I think what we’ll see in the medium to longer term is businesses getting much smarter about how they deploy AI to achieve their goals. Right now, it’s all very new. Even companies that have been doing it for a while are still trying to figure it out. And I see companies like Intuit and Mailchimp playing a key role in helping them figure out how to use the ever-increasing capability of AI to achieve their goals, because it’s only going to get more powerful. It’s only going to get more impactful. And businesses should, and will, try to understand as quickly as possible how to deploy and make use of it.

What are Mailchimp’s plans going forward?

What we’ve seen over the last few years is this huge demand from larger organisations to leverage our platform. With the advent of not just AI, but the demands being made on marketing teams, what we’re seeing is that they are demanding accessible, powerful, and sophisticated tools that are easy to use and easy to integrate into their often quite vast array of other technologies. As a result, people are coming to us going, “can we see how Mailchimp fits our larger organisation?”

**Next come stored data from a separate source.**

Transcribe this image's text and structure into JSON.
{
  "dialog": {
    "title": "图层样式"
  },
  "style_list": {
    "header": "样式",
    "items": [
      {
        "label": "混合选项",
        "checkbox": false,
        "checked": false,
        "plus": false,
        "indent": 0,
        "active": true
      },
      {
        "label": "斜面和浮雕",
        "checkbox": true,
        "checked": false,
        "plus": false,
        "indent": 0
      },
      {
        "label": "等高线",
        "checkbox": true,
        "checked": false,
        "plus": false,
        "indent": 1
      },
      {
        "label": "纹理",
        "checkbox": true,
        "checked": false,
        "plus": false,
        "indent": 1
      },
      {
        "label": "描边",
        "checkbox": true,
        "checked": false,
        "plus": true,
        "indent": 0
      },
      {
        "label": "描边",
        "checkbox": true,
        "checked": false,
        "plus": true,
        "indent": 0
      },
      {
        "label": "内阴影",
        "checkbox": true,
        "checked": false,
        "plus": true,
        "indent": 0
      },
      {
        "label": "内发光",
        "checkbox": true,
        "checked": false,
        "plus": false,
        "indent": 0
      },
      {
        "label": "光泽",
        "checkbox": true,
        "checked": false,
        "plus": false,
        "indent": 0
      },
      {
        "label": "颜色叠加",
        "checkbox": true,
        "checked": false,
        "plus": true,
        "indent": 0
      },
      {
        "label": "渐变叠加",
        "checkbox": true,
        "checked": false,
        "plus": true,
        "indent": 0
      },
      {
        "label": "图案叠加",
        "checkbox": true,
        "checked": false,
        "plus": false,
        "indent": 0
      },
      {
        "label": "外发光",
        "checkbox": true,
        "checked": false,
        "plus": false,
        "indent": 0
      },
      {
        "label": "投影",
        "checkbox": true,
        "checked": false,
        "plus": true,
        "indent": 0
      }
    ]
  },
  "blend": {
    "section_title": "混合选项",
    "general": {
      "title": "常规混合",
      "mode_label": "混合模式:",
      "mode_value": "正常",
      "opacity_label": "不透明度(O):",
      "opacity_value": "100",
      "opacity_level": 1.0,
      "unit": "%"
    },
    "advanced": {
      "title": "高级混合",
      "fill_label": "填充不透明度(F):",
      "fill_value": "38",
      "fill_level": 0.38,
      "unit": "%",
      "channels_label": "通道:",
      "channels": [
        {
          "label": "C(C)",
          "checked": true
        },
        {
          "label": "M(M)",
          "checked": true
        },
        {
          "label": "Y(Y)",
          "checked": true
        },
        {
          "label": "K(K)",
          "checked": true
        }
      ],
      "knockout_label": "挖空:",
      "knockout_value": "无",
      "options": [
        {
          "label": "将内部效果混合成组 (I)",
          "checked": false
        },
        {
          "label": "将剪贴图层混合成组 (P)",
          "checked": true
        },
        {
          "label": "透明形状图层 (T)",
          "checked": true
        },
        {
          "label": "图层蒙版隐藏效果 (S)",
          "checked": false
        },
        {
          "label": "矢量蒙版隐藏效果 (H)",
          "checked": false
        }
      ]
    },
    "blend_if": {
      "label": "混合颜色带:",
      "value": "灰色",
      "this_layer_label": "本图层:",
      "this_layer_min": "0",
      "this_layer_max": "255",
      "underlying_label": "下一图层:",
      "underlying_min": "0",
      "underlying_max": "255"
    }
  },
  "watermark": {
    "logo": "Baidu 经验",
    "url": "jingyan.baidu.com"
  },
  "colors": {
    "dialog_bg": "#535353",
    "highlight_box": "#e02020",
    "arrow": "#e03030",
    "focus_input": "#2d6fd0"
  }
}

We are developing and refining our capability to speak more and more to that more sophisticated audience. We recently launched a revamped forms capability, which allows marketers to capture more data on audiences and grow their audiences. So, our level of sophistication and the capability of the product will continue to improve to serve that larger audience.

We will also look to understand better how Mailchimp fits in with the broader Intuit portfolio. Intuit owns a number of other software brands – QuickBooks being a leading brand in the UK. How does Mailchimp and QuickBooks together play an important role for large organisations trying to drive growth?